Contribution of individual NY-ESO-1_157–165 amino acid residues to functional antigen recognition by specific T cell clonotypes. (A) The relative antigenicity of alanine-substituted NY-ESO-1 peptide analogs was assessed on T2 target cells in the presence of graded peptide concentration. We used five and six distinct T cell clonotypes (BV1, BV8, and BV13) isolated from patients LAU 155 and LAU 50, respectively. The molar concentration required for 50% maximal lysis by each T cell clone and for each peptide was calculated from peptide titration experiments. The relative antigenic activity of each peptide analog was determined by using the native peptide NY-ESO-1 as a reference (SI Text).
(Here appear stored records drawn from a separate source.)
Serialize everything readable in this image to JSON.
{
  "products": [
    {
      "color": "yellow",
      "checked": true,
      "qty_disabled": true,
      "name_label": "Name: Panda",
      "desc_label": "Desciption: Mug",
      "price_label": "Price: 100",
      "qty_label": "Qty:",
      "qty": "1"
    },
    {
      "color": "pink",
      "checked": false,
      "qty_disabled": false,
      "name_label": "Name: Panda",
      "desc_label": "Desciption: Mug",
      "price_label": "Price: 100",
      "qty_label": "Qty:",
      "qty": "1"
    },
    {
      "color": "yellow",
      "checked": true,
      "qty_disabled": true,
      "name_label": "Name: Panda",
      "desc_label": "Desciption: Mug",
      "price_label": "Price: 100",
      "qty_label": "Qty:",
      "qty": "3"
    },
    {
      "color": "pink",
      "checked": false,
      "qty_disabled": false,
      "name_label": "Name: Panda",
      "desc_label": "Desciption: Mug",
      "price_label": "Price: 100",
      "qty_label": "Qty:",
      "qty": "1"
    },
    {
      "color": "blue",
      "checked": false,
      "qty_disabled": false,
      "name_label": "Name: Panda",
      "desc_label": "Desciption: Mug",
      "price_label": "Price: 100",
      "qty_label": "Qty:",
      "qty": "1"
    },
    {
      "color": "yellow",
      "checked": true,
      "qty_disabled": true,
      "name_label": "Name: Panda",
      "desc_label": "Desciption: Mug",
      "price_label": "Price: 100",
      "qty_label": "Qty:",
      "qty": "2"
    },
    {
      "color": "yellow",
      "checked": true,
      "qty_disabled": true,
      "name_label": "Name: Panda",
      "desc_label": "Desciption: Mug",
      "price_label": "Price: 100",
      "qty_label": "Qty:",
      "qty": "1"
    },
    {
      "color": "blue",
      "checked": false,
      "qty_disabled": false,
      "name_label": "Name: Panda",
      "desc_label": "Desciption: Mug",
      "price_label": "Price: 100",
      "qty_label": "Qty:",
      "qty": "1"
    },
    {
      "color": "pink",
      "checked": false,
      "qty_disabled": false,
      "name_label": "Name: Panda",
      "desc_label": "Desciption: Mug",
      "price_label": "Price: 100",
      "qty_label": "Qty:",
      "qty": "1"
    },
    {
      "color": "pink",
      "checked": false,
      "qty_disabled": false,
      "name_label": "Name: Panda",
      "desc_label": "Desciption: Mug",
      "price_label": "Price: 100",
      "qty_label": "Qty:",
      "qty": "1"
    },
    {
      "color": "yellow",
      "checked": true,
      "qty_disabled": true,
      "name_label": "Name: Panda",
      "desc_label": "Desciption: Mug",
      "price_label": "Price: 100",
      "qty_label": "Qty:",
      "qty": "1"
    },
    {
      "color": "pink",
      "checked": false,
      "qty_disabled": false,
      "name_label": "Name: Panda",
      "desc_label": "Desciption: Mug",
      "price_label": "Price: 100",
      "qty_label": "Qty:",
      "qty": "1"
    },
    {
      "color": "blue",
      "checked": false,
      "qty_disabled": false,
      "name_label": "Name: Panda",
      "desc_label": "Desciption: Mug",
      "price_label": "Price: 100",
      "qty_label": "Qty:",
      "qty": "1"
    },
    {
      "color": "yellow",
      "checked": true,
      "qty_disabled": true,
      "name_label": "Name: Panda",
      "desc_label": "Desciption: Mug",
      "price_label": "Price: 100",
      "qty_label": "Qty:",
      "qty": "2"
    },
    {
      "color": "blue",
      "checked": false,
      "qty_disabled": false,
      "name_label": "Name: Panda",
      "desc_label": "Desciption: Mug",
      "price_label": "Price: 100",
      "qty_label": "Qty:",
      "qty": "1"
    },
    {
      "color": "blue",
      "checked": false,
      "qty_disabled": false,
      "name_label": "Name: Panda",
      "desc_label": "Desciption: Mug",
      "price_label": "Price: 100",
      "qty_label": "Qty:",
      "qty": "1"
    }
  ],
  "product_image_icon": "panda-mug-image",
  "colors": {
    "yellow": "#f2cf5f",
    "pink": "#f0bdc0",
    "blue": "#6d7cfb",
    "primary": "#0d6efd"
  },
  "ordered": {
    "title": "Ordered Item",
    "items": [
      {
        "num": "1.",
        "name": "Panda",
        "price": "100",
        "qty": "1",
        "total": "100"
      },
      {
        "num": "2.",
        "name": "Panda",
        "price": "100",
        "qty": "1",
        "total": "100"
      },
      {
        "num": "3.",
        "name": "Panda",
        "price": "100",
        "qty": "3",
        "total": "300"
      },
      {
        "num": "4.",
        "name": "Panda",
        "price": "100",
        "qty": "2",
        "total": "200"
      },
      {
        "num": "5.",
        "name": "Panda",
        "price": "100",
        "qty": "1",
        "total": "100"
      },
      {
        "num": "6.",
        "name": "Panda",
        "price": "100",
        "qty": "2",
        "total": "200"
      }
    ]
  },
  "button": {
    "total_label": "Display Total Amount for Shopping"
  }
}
The recognition patterns of BV1-, BV8-, and BV13-derived clonotypes are depicted in separate panels of graphs. (B) Estimation of the binding free energy contributions of each residue of the NY-ESO-1_157–165 peptide for the TCR BV13 clonotype 1 isolated from patient LAU 155. Of note, the side chains of the central residues (P4–P8) showed important favorable contributions in the binding between peptide and TCR, whereas the contributions of the outer side chains (P1, P2, P3, and P9) were not significant. (C) Comparison of the sum of the binding free energy contributions made by the TCR Vβ residues and the TCR Vα residues toward the HLA-A*0201/NY-ESO-1_157–165 complex. Histogram count of 19 of the 20 TCR models was generated in silico, as a function of the ΔG_β,bind − ΔG_α,bind difference. The ΔG_β,bind − ΔG_α,bind difference is in kilocalories per mole. Of note, the 2BNR (15) ΔG_β,bind − ΔG_α,bind difference was −6.4 kcal/mol, conferring again a preponderant role to the β-chain in the binding process.